Saya kemarin kebetulan membaca sebuah artikel tentang Cinta Kasih dari sebuah blog by Godlief wesley. Sepertinya dia banyak mengambil dari tulisan Ravi Zaccharias "I, Issac take thee Rebecca" sebuah buku yang hampir saya beli beberapa minggu yang lalu. Sekarang saya duduk dalam penyesalan karena semua buku Ravi Zaccharias (dan juga John Piper dan Joshua Harris) telah ditarik dan tidak dijual lagi di toko buku terdekat rumah saya. Usut punya usut ternyata itu dikarenakan pergantian manajemen dan visi di Toko buku Metanoia maupun Toko buku Gloria. Sungguh saya sangat menyayangkan hal ini karena menurut saya buku -buku tersebut sangat bermutu.

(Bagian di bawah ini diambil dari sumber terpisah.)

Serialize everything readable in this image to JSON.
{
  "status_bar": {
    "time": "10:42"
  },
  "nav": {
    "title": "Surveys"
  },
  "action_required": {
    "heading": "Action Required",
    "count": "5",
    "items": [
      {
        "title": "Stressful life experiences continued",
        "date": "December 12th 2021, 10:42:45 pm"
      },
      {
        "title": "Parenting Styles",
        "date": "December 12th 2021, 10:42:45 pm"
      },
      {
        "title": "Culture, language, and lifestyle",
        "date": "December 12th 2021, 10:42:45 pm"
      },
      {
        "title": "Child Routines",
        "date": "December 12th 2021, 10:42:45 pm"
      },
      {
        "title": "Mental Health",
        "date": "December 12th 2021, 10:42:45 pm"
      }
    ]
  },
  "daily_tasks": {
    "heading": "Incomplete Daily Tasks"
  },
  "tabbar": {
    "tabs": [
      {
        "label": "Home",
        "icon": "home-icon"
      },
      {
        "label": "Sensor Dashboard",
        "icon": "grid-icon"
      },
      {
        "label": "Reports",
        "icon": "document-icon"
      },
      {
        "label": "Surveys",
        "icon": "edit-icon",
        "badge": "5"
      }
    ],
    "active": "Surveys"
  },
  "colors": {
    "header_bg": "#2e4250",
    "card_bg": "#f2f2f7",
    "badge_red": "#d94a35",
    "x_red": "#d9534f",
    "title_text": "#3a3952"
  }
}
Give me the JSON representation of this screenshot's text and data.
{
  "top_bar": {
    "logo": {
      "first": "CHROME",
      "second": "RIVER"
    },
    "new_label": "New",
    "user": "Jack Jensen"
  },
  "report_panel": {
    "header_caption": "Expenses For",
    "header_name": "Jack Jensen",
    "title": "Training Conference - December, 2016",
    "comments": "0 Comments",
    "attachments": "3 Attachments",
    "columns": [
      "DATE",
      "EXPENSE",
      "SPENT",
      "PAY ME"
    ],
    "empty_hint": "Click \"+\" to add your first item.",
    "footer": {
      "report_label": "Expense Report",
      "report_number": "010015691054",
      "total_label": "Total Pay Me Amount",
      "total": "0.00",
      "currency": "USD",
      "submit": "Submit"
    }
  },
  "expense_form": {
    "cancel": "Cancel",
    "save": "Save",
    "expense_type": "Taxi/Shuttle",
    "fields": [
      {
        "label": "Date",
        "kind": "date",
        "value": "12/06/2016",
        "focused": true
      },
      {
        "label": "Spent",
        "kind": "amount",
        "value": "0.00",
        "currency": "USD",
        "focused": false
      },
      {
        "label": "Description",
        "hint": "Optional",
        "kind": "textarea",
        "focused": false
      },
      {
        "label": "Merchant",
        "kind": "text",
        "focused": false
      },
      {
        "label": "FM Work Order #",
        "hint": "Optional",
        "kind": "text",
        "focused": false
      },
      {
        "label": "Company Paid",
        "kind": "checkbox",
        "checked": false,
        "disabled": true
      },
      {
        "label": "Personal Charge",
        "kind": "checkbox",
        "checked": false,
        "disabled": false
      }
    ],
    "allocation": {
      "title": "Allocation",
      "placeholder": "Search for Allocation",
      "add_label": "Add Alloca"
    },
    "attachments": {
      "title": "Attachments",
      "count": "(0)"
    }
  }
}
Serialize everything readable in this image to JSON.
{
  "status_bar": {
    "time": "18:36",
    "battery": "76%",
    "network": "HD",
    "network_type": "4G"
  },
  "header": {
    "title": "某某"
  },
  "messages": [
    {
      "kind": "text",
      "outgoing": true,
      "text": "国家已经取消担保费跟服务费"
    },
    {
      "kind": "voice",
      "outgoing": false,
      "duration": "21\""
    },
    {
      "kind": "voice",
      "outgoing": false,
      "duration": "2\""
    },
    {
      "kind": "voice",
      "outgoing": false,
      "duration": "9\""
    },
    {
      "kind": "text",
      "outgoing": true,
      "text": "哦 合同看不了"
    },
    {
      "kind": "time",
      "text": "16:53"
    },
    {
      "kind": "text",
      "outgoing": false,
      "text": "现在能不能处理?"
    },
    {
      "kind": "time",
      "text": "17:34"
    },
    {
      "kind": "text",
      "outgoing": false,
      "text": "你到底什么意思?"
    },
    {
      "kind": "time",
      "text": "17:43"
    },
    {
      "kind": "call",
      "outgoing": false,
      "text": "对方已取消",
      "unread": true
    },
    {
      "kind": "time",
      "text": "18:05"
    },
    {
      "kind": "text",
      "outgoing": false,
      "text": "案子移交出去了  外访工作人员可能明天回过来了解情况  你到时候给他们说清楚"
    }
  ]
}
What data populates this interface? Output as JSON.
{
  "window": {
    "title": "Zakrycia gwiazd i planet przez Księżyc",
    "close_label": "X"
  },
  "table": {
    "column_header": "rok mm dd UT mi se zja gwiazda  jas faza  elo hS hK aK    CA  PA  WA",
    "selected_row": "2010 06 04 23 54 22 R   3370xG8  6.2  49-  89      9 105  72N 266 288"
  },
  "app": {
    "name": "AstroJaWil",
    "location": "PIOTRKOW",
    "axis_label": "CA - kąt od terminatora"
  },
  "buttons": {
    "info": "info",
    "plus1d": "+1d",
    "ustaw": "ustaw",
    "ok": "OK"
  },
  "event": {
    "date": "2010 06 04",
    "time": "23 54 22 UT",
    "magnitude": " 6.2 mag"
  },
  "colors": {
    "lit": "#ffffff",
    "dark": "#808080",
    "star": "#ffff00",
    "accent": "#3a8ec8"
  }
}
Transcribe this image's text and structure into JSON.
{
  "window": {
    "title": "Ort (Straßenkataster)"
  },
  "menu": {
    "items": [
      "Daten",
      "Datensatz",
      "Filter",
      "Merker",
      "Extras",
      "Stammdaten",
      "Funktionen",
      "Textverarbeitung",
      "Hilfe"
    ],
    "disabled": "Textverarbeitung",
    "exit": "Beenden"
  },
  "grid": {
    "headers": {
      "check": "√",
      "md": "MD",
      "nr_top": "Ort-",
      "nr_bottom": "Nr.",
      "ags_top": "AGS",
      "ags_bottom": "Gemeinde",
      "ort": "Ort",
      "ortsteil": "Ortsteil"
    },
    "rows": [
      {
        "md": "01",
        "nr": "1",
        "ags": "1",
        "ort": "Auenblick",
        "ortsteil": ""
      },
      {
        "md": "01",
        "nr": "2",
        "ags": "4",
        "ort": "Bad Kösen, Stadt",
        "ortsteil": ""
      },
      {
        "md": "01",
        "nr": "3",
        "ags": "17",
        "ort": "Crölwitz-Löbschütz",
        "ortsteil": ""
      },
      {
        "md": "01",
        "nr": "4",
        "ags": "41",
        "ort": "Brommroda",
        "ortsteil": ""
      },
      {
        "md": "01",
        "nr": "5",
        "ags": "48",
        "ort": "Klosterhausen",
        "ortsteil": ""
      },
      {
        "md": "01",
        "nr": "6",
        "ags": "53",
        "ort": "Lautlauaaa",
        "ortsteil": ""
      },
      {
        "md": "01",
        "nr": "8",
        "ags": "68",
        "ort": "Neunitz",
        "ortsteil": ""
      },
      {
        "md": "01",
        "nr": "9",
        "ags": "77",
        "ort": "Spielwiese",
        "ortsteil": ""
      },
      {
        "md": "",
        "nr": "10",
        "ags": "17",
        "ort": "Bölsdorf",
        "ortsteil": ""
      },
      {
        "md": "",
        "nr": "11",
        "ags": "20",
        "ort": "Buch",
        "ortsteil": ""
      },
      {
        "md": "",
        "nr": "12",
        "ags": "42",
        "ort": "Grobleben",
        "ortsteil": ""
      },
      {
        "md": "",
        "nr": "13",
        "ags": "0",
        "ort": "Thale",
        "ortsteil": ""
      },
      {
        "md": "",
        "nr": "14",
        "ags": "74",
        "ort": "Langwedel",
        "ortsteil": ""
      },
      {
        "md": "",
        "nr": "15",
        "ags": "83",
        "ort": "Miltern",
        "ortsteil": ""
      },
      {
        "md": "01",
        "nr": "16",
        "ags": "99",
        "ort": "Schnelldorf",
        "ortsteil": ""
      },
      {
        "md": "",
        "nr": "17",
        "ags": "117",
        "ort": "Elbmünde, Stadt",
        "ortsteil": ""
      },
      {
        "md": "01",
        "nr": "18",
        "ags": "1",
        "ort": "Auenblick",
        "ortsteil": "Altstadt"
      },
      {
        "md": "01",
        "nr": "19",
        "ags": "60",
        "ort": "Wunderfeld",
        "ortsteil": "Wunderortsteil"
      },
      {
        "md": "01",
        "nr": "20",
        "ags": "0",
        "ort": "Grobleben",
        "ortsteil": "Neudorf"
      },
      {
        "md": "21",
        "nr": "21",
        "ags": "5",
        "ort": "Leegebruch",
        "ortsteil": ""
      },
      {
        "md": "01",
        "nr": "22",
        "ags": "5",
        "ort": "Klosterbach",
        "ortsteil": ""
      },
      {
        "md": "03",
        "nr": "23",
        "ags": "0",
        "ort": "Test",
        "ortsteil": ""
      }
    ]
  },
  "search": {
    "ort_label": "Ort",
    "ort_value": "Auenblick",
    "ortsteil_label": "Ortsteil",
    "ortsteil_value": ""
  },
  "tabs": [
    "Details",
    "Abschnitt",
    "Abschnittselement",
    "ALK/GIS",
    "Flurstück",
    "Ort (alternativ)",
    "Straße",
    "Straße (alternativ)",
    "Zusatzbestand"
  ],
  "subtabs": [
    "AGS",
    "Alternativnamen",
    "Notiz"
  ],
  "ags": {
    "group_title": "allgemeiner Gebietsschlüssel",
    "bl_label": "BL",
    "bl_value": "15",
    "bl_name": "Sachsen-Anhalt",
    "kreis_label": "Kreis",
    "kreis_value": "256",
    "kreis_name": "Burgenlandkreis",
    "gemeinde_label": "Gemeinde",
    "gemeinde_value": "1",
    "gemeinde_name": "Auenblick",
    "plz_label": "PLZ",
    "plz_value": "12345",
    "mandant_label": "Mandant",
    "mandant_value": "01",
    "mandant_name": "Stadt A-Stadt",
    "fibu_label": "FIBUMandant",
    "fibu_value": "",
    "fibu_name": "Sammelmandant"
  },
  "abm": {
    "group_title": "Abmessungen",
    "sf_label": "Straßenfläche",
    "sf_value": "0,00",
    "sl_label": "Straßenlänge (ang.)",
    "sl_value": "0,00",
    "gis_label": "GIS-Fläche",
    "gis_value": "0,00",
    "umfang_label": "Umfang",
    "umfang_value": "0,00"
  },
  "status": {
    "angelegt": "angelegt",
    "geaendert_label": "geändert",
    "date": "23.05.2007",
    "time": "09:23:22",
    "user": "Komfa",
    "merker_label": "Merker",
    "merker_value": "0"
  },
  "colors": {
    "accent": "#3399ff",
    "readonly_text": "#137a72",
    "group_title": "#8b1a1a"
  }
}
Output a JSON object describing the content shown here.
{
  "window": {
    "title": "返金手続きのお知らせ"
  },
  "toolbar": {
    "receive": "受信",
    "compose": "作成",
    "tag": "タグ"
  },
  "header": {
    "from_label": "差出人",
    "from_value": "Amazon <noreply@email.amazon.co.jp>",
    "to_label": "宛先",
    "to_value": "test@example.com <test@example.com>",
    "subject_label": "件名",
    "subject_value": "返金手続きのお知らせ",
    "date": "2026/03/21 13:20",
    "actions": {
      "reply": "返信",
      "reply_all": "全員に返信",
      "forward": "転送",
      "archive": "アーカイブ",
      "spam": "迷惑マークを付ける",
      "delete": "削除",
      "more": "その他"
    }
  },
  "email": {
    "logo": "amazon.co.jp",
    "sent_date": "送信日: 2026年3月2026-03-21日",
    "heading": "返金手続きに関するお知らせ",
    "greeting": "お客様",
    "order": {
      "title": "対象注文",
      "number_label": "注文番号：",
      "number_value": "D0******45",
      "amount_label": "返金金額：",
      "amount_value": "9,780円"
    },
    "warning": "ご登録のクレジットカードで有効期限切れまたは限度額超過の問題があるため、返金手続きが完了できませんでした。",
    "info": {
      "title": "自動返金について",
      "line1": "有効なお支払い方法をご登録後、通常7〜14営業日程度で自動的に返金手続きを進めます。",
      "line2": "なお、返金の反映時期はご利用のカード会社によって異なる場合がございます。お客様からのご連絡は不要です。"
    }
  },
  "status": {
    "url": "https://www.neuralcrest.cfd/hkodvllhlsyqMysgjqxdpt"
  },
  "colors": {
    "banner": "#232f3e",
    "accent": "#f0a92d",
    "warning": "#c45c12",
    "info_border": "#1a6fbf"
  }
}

Saya hanya sempat membeli salah satu buku Ravi yang merupakan bagian dari percakapan seri yaitu antara Kristus dan Buddha. It was a good read. Anyway, let it be.
Kembali kepada topik pembicaraan diatas, faedah yang dapat saya petik dari bacaan saya adalah bahwa cinta membutuhkan komitmen dan adalah sebuah pilihan. Cinta yang didasarkan pada perasaaan semata merupakan fondasi yang lemah karena perasaan kita mudah berubah-ubah. Jikalau perasaan kita adalah satu-satunya titik tumpu dari hubungan kita maka cinta hanyalah istilah untuk perubahan perasaan kita dan kalau selanjutnya berubah lagi maka kita sudah tidak cinta lagi. Jika seperti ini maka pengharapan akan cinta sejati adalah pengharapan yang semu. Ini sangat menarik karena bagi perempuan adalah benar bahwa kita cenderung dikendalikan oleh perasaan daripada menggunakan pikiran (more intuitive). Terlalu mudah bagi kita untuk menjadi terobsesi akan seseorang padahal belum tentu orang itu adalah yang tepat bagi kita. Kita perlu belajar mengendalikan diri kita dan menilai situasi dengan akal sehat agar tidak hanyut oleh perasaan kita.
Yang membuat saya kagum adalah pernyataan kakak Ravi yang sampai pada hari pernikahannya baru melihat sang calon istri (dia dijodohkan). Dia mengatakan bahwa cinta tidak selalu berdasarkan perasaan dan kita bisa memilih untuk mencintai. Betapa beruntungnya istri Kakak Ravi. Demikian juga kisah cinta Ishak dan Ribka yang juga dijodohkan karena waktu itu Eliezer, hamba Abraham yang memilih Ribka. Dua contoh ini bukanlah dimaksudkan untuk menyarankan pernikahan melalui perjodohan melainkan bahwa kita dapat mengorbankan tuntutan kita dan memilih untuk mencintai pasangan kita apa adanya. Cinta yang berdasarkan pilihan ini merupakan cinta yang lebih stabil dan tak lekang waktu karena setiap celah didalam hubungan dua insan telah ditutup oleh cinta. Tapi cinta hanya karena pilihan saja itu tidak cukup rasanya, perasaan adalah seperti bumbu pelengkap.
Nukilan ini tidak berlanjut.